Stolz, leuchtend, prunkend: Das sind die Bedeutungen des alemannischen Rufnamens Tello oder Tallo. Entsprechend prunkend steht das Telldenkmal auf dem Rathausplatz des Urner Hauptorts Altdorf als leuchtendes Beispiel für den Freiheitsdrang, worauf wir Schweizer so stolz sind.
Dort «under die linden ze Ure» liess der habsburgische Landvogt Gessler seinen Hut auf eine Stange stecken, auf dass alle einheimische Untertanen davor zu salutieren hatten. Tell verweigerte den Gruss – und das bekannte Drama nahm seinen Lauf.
Die älteste Version dieser Legende steht im «Weissen Buch von Sarnen» (1470). Auf diese Handschrift beruft sich Friedrich Schiller (1759–1805), als er an seinem letzten Theaterstück «Wilhelm Tell» (1804) arbeitet.

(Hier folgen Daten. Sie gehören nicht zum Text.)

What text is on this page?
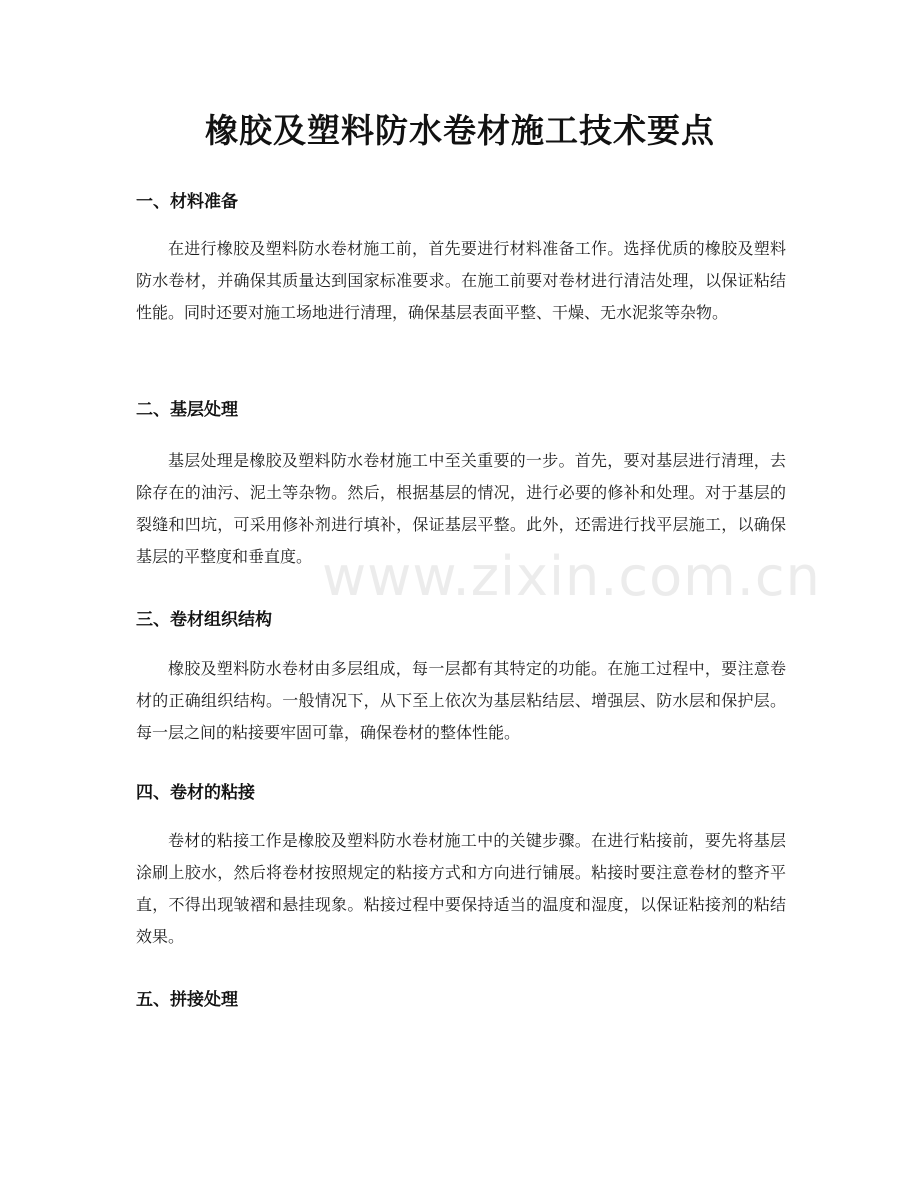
橡胶及塑料防水卷材施工技术要点
一、材料准备

在进行橡胶及塑料防水卷材施工前，首先要进行材料准备工作。选择优质的橡胶及塑料防水卷材，并确保其质量达到国家标准要求。在施工前要对卷材进行清洁处理，以保证粘结性能。同时还要对施工场地进行清理，确保基层表面平整、干燥、无水泥浆等杂物。

二、基层处理

基层处理是橡胶及塑料防水卷材施工中至关重要的一步。首先，要对基层进行清理，去除存在的油污、泥土等杂物。然后，根据基层的情况，进行必要的修补和处理。对于基层的裂缝和凹坑，可采用修补剂进行填补，保证基层平整。此外，还需进行找平层施工，以确保基层的平整度和垂直度。

三、卷材组织结构

橡胶及塑料防水卷材由多层组成，每一层都有其特定的功能。在施工过程中，要注意卷材的正确组织结构。一般情况下，从下至上依次为基层粘结层、增强层、防水层和保护层。每一层之间的粘接要牢固可靠，确保卷材的整体性能。

四、卷材的粘接

卷材的粘接工作是橡胶及塑料防水卷材施工中的关键步骤。在进行粘接前，要先将基层涂刷上胶水，然后将卷材按照规定的粘接方式和方向进行铺展。粘接时要注意卷材的整齐平直，不得出现皱褶和悬挂现象。粘接过程中要保持适当的温度和湿度，以保证粘接剂的粘结效果。

五、拼接处理
www.zixin.com.cn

«Die Axt im Haus erspart den Zimmermann», «Früh übt sich, was ein Meister werden will» oder «Ein rechter Schütze hilft sich selbst»: Solche geflügelten Worte machen das Stück bald berühmt, und seit Ende des 19. Jahrhunderts gilt Tell als Nationalheld der Schweiz.
Hitler erst Freund, dann Feind Tells
Der legendäre Freiheitskämpfer ist sowohl für konservative als auch für progressive Kreise der Eidgenossenschaft eine zentrale Identifikationsfigur. Wie ambivalent die Haltung zu Tell sein kann, zeigt sich am deutschen Diktator Adolf Hitler (1889–1945).
Während er Schillers Stück in seinem Buch «Mein Kampf» (1925) zitierte und später eine Inszenierung mit Görings Geliebter als Tells Frau autorisierte, verbot er 1941 «Tell»-Aufführungen, weil er wohl den Tyrannenmord fürchtete.
Ist die Tell-Geschichte zu schön, um wahr zu sein? Tatsache ist, dass sich Historiker erst nach dem Zweiten Weltkrieg einig sind: Tell hat nie gelebt und ist eine Sagenfigur. Bis 1945 ist diese Frage auch in Wissenschaftskreisen umstritten.
Die Hauptargumente gegen die historische Existenz Tells: Es gibt weder zeitgenössischen Belege für die Ermordung Gesslers noch für die Person Tells. Auch in Uri lässt sich bis heute keine Familie Tell nachweisen.